Anticipating criticism, the commissioner argued that the recommendations are "democratic" because they are published by the EU commission but are adopted by member states in the council. This, he said, can justify a "possible conditionality".

Oettinger went further and evoked a possible link between the "cohesion programme and rule of law".

While admitting that it is a "politically sensitive" issue, he said that the commission will come back with "questions and options" on "how we assess a member state beyond its economic strengths and weaknesses".

'Last normal budget'

The idea of putting EU funds under stricter conditions was raised by several member states and MEPs after other countries, such as Hungary or Poland, failed to show "solidarity" during the migrant crisis.

“Countries shouldn’t receive as much [money] if they don’t comply with EU law,” Cecilia Wikstroem, the Swedish MEP in charge of the reform of the EU asylum system, said in March.

"If countries continue to avoid resolving the issue of migration, or tax dumping at the expense of their neighbours, they will not be able to receive new net payments of billions from Brussels," Austria's chancellor, Christian Kern, told German daily Die Welt in March.

The issue of how to spend EU money has also become crucial with the UK leaving the bloc, therefore reducing the funds available.

Negotiations for the first multi-annual budget without the UK will start as soon as the commission makes a proposal.

Oettinger said on Tuesday that "it would be better to submit a realistic draft in summer next year with the consequences of Brexit and of the white paper process".

The white paper process is a series of scenarios and propositions by the commission on various areas.
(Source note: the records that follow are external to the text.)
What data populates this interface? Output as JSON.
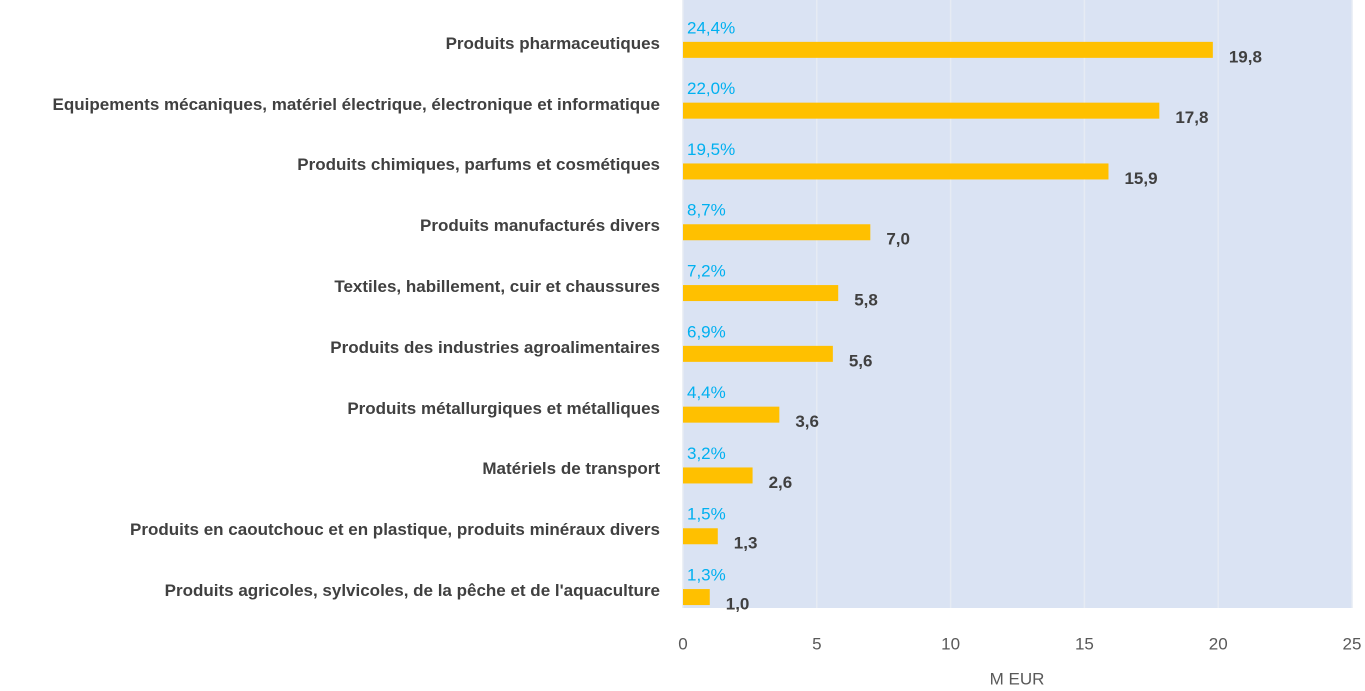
{
  "chart_data": {
    "type": "bar",
    "orientation": "horizontal",
    "categories": [
      "Produits pharmaceutiques",
      "Equipements mécaniques, matériel électrique, électronique et informatique",
      "Produits chimiques, parfums et cosmétiques",
      "Produits manufacturés divers",
      "Textiles, habillement, cuir et chaussures",
      "Produits des industries agroalimentaires",
      "Produits métallurgiques et métalliques",
      "Matériels de transport",
      "Produits en caoutchouc et en plastique, produits minéraux divers",
      "Produits agricoles, sylvicoles, de la pêche et de l'aquaculture"
    ],
    "values": [
      19.8,
      17.8,
      15.9,
      7.0,
      5.8,
      5.6,
      3.6,
      2.6,
      1.3,
      1.0
    ],
    "value_labels": [
      "19,8",
      "17,8",
      "15,9",
      "7,0",
      "5,8",
      "5,6",
      "3,6",
      "2,6",
      "1,3",
      "1,0"
    ],
    "shares": [
      24.4,
      22.0,
      19.5,
      8.7,
      7.2,
      6.9,
      4.4,
      3.2,
      1.5,
      1.3
    ],
    "share_labels": [
      "24,4%",
      "22,0%",
      "19,5%",
      "8,7%",
      "7,2%",
      "6,9%",
      "4,4%",
      "3,2%",
      "1,5%",
      "1,3%"
    ],
    "color": "#ffc000",
    "share_color": "#00b0f0",
    "xlabel": "M EUR",
    "xlim": [
      0,
      25
    ],
    "xticks": [
      0,
      5,
      10,
      15,
      20,
      25
    ],
    "grid": true
  }
}
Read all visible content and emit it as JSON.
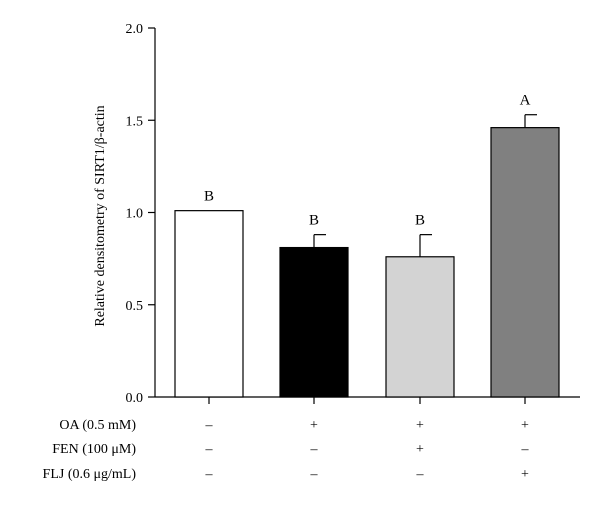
{
  "chart_data": {
    "type": "bar",
    "ylabel": "Relative densitometry of SIRT1/β-actin",
    "ylim": [
      0,
      2.0
    ],
    "yticks": [
      "0.0",
      "0.5",
      "1.0",
      "1.5",
      "2.0"
    ],
    "ytick_values": [
      0,
      0.5,
      1.0,
      1.5,
      2.0
    ],
    "grid": false,
    "bars": [
      {
        "value": 1.01,
        "error": 0.0,
        "label": "B",
        "color": "#ffffff"
      },
      {
        "value": 0.81,
        "error": 0.07,
        "label": "B",
        "color": "#000000"
      },
      {
        "value": 0.76,
        "error": 0.12,
        "label": "B",
        "color": "#d3d3d3"
      },
      {
        "value": 1.46,
        "error": 0.07,
        "label": "A",
        "color": "#808080"
      }
    ],
    "treatment_rows": [
      {
        "label": "OA (0.5 mM)",
        "signs": [
          "–",
          "+",
          "+",
          "+"
        ]
      },
      {
        "label": "FEN (100 μM)",
        "signs": [
          "–",
          "–",
          "+",
          "–"
        ]
      },
      {
        "label": "FLJ (0.6 μg/mL)",
        "signs": [
          "–",
          "–",
          "–",
          "+"
        ]
      }
    ]
  }
}
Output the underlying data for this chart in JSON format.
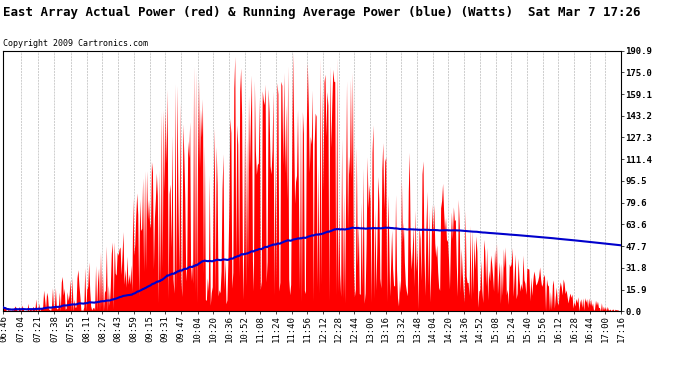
{
  "title": "East Array Actual Power (red) & Running Average Power (blue) (Watts)  Sat Mar 7 17:26",
  "copyright": "Copyright 2009 Cartronics.com",
  "ylabel_right": [
    "190.9",
    "175.0",
    "159.1",
    "143.2",
    "127.3",
    "111.4",
    "95.5",
    "79.6",
    "63.6",
    "47.7",
    "31.8",
    "15.9",
    "0.0"
  ],
  "ymax": 190.9,
  "ymin": 0.0,
  "background_color": "#ffffff",
  "plot_background": "#ffffff",
  "grid_color": "#aaaaaa",
  "actual_color": "#ff0000",
  "average_color": "#0000cc",
  "title_fontsize": 9,
  "tick_label_fontsize": 6.5,
  "copyright_fontsize": 6
}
Following the first of a series of documents published in March, the commission is expected to present its ideas on the future of the eurozone this week.

In the meantime, on Tuesday Oettinger presented the commission's draft budget for 2018, which he said is "the last normal budget at 28", referring again to the UK leaving the bloc.

The EU executive proposed a 1.4-percent increase of commitments (promises to pay) and a 8.1-percent increase in payments, compared to this year.

Usual tasks and new challenges

"This is realistic and will meet challenges faced by [the] EU," said Oettinger. He insisted that his budget proposal was tailored to "fulfil traditional tasks", such as the structural funds, research, or agriculture, while taking up new tasks, for instance: border security or funds to keep refugees in their countries or in Turkey.

The commission increased the budget for Erasmus+, the student exchange programme, by 9.5 percent to €2.3 billion, and the budget for the Horizon 2020 research programme by 7.3 percent, to over €11 billion, as part of an effort to help spur growth and reduce unemployment.

It also added for the first time a €40-million budget line for cooperation on defence research.

Siegfried Muresan, the European Parliament’s chief budget negotiator, welcomed a proposal that "takes into account the priorities" of the parliament "as regards growth and jobs on the one hand and security on the other hand".

Muresan, from the centre-right EPP group – the same as Oettinger and commission president Jean-Claude Juncker – warned that the parliament "shall not accept any cuts during the upcoming negotiations with the council".